Names and Websites

When I told people I was starting a blog, nobody asked me why another website on fiction and science was needed.  One reason was probably that none of them knew that there were at least three others.  In fact, few people realized that a new subgenre of literary fiction had emerged, that there were already three websites devoted to it and that three different names were being used.  I want to discuss the three alternatives, and explain what’s special about my new one and why it’s needed.

LabLit.com has the largest following and the broadest explicit definition of what kind of fiction is included.  It’s a good resource for anyone interested in fiction about science, including movies and plays, and the novels are subcategorized as drama, thriller, mystery and “lab lit lite.”  The label “lab lit,” apparently on analogy with chick lit, is catchy but misleading in that much scientific work occurs outside laboratories.  As far as I can determine, the first attempt to carve out a distinct type of literary fiction was Carl Djerassi’s description of his “science-in-fiction” tetralogy.  The latter are great reads, but the Djerassi’s label also has problems.  Replacing the hyphen in science-fiction suggests a subset of that well established genre.  Fiction about science is definitely not the same.  The third approach is a new academic program called “Fiction meets Science” being planned at the University of Bremen in Germany.  Like “fiction about science,” the label is cumbersome.  There’s a brief description at h-w-k.de/en/events/conferences-details/fiction-meets-science.html.

I think there’s a place, however, for a blog focused on a relatively small but growing number of novels about the work of science and scientists.  While many novels on the Lab Lit List (see my previous post) have scientists as major characters and take place in realistic settings, very few have plots built around the drama of scientific research itself.  Two examples will help to clarify my point.  Claire Cyrus’s research finding forms the core of the story in Jennifer Rohn’s The Honest Look, whereas a murdered graduate student and the mystery surrounding his death is the centerpiece of Isaac Asimov’s wonderful A Whiff of Death.  Almost all of Asimov’s characters are realistic scientists and the story takes place in a university chemistry department.  The background and setting are completely realistic, but the question is who’s the murderer, not what is the outcome of a research project and what are its implications.
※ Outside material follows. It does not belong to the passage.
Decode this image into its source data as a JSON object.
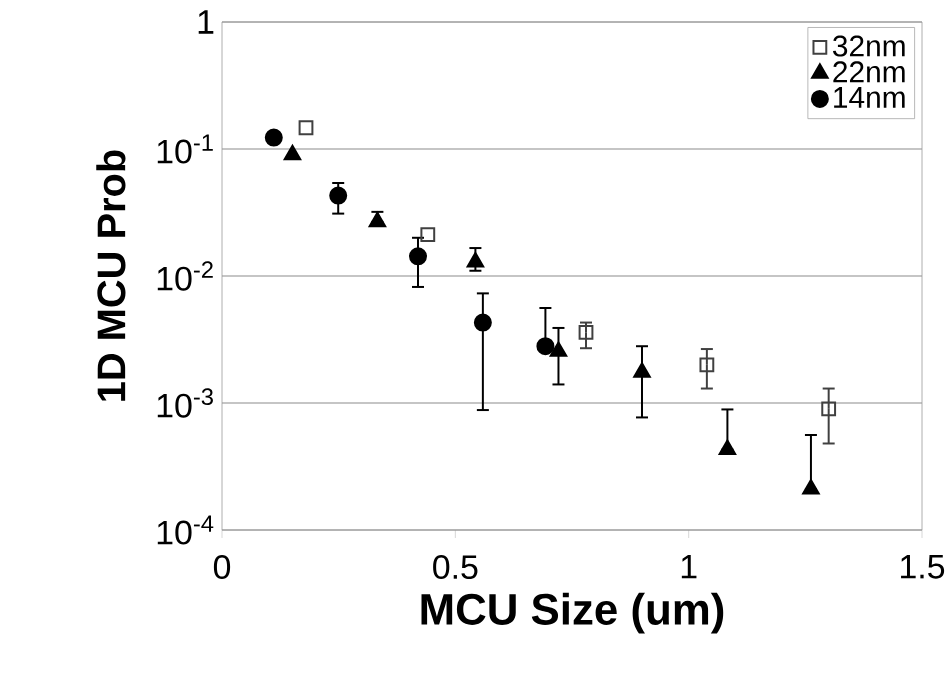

What difference does it make whether science is the crux of the story?  I think the answer is that the average nonscientist can’t truly get what makes scientists tick without an understanding of the reasons why scientists, real or fictional, devote years of their lives preparing to spend long hours, often at grinding routines that frequently result in frustrating outcomes, all for less financial compensation than equally talented and dedicated contemporaries.  Fiction is a powerful way to capture these internal struggles from inside a scientist’s head.  It is at least as effective as biography.  It is also an excellent place to show some of the subtler aspects of scientific knowledge that get left out of nonfiction accounts.  For example, the confusing way findings relate to general principles and the difficulty of producing clear, unambiguous results.

This blog is devoted to discussing and promoting novels that succeed in making the inner life of scientists vivid and real for nonscientists.